Fingerprints smooth away so as never to leave a mark.

The morning blue of the eyes retreats into shadow.

A tiny valve that was once a whole heart goes pitter pitter pitter pitter…

… while the young woman’s heart beats strong but broken. Watching her stomach shrink day by day, she grows more certain of herself. She undreams the past and dreads every certainty of the future.

She runs to the man she thinks she loves, and he puts the fragments of her heart together with a hammer. She hides away with him in the holy darkness and brings a final end to all that had brought her so much joy and so much suffering and so much pride and so much pain. The man revokes petty promises. He unsows the last seed of the already unspun.

He leaves her.

It comes the same in either direction.

 

A lonely girl is left to lie awake through the night.

She makes her skin unbroken with paperclips, sometimes, and other times, she simply stares at the ceiling and murmurs hatreds like incantations under her breath.

“Ecnereffid yna sekam od I gnihton. Nrob reven saw I hsiw I,” she says. “Flesym etah I.”

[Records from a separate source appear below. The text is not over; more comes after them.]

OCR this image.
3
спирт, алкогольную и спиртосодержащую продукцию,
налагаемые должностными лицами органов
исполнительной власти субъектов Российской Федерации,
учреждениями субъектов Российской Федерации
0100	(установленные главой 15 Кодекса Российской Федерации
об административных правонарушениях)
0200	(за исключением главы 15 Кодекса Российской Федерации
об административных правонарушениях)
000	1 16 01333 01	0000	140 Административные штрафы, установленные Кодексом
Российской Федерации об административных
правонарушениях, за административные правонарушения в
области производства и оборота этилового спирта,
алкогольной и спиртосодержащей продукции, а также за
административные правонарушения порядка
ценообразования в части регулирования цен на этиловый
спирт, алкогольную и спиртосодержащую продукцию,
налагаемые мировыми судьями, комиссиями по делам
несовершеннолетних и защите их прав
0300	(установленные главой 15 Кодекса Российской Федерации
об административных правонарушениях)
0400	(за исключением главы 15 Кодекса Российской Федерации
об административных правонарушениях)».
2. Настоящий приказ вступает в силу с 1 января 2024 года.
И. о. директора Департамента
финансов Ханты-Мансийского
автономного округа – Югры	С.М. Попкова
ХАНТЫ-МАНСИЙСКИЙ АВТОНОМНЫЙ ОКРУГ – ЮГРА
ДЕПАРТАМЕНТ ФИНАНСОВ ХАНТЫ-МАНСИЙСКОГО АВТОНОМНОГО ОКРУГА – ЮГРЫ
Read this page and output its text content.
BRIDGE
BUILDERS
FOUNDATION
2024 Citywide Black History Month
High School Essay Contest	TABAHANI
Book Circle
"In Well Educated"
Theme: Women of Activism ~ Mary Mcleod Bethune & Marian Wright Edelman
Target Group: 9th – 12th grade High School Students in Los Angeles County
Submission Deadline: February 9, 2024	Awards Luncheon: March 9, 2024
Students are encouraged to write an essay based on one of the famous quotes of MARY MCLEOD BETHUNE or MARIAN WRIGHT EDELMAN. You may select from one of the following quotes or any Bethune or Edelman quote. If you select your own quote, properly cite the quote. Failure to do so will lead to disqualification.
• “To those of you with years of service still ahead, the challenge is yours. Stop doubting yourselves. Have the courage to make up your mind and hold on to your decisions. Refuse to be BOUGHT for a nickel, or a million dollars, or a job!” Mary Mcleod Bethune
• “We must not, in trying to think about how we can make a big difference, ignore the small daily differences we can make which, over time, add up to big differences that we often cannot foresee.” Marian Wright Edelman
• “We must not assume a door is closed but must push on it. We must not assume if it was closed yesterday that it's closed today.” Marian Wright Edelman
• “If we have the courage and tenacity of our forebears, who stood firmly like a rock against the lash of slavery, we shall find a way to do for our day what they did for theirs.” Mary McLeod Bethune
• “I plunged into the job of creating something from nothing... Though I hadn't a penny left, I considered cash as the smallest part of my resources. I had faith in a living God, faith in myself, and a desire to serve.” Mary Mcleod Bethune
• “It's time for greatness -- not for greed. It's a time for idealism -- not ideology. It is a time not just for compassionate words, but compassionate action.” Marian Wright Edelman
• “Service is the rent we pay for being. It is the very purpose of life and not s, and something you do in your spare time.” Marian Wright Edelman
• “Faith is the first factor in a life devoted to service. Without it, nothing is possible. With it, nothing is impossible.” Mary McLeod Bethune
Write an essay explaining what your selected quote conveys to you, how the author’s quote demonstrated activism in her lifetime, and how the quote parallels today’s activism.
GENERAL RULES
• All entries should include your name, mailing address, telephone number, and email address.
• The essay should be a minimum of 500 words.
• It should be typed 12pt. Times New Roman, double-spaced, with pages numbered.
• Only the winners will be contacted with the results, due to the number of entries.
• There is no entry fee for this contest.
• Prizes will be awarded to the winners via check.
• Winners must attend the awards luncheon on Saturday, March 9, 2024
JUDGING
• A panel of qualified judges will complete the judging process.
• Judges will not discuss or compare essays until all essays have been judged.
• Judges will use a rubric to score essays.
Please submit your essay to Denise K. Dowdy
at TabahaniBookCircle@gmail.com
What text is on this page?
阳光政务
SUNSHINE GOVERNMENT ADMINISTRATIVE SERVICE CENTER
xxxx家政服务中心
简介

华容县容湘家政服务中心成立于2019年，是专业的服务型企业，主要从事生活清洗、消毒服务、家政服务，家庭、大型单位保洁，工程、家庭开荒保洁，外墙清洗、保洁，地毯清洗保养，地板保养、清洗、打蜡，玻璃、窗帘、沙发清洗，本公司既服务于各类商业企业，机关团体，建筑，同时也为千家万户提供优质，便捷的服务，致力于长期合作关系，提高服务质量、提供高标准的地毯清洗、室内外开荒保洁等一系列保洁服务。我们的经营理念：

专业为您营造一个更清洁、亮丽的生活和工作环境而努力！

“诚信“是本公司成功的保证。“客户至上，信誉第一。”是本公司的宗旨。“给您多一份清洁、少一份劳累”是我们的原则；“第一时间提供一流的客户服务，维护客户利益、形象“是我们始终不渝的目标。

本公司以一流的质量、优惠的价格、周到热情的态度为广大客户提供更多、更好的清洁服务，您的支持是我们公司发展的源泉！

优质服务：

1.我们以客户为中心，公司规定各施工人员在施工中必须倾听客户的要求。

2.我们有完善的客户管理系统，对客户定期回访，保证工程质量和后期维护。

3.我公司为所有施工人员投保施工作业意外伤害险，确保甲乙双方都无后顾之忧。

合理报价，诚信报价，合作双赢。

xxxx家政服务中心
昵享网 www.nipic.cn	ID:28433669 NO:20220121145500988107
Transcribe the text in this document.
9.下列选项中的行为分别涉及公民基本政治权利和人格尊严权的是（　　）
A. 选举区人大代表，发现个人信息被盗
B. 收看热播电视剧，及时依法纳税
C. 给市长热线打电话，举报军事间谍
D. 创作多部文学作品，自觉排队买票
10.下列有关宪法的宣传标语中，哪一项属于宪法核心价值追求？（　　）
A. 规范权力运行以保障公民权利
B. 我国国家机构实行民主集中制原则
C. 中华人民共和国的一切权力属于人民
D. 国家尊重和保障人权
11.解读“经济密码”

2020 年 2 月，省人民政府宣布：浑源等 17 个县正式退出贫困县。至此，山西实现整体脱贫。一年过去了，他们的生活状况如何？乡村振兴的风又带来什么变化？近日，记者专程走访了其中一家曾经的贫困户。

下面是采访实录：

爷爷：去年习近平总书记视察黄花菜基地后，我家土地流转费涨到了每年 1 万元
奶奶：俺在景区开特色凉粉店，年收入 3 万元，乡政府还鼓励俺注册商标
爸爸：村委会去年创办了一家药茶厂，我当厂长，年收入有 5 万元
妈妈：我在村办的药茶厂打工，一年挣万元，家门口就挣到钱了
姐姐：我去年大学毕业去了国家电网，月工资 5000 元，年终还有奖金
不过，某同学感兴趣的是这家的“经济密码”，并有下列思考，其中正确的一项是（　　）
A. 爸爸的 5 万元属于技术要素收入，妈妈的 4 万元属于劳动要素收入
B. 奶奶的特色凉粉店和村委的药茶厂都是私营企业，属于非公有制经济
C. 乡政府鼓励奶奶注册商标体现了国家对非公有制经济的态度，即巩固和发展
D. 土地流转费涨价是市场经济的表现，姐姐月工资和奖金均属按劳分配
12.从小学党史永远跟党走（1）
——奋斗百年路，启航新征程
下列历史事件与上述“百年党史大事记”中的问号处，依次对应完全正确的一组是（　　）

She wishes she could take back every trace of herself from the world—and it comes true through the unwinding of time. She flees backwards through days of purifying youth, tear-wet eyes always locked on the vague idea of the grandmother, the mother, the woman, the sufferer, the seven billionth delicate daily miracle she had been. She disbelieves. She forgets. She runs, forfeiting sorrow by slow, novacaine degrees. She gives herself up. She unlives, yearning always for the merciful nothing of unbirth.

And it comes, and more endings become beginnings, and more beginnings become endings.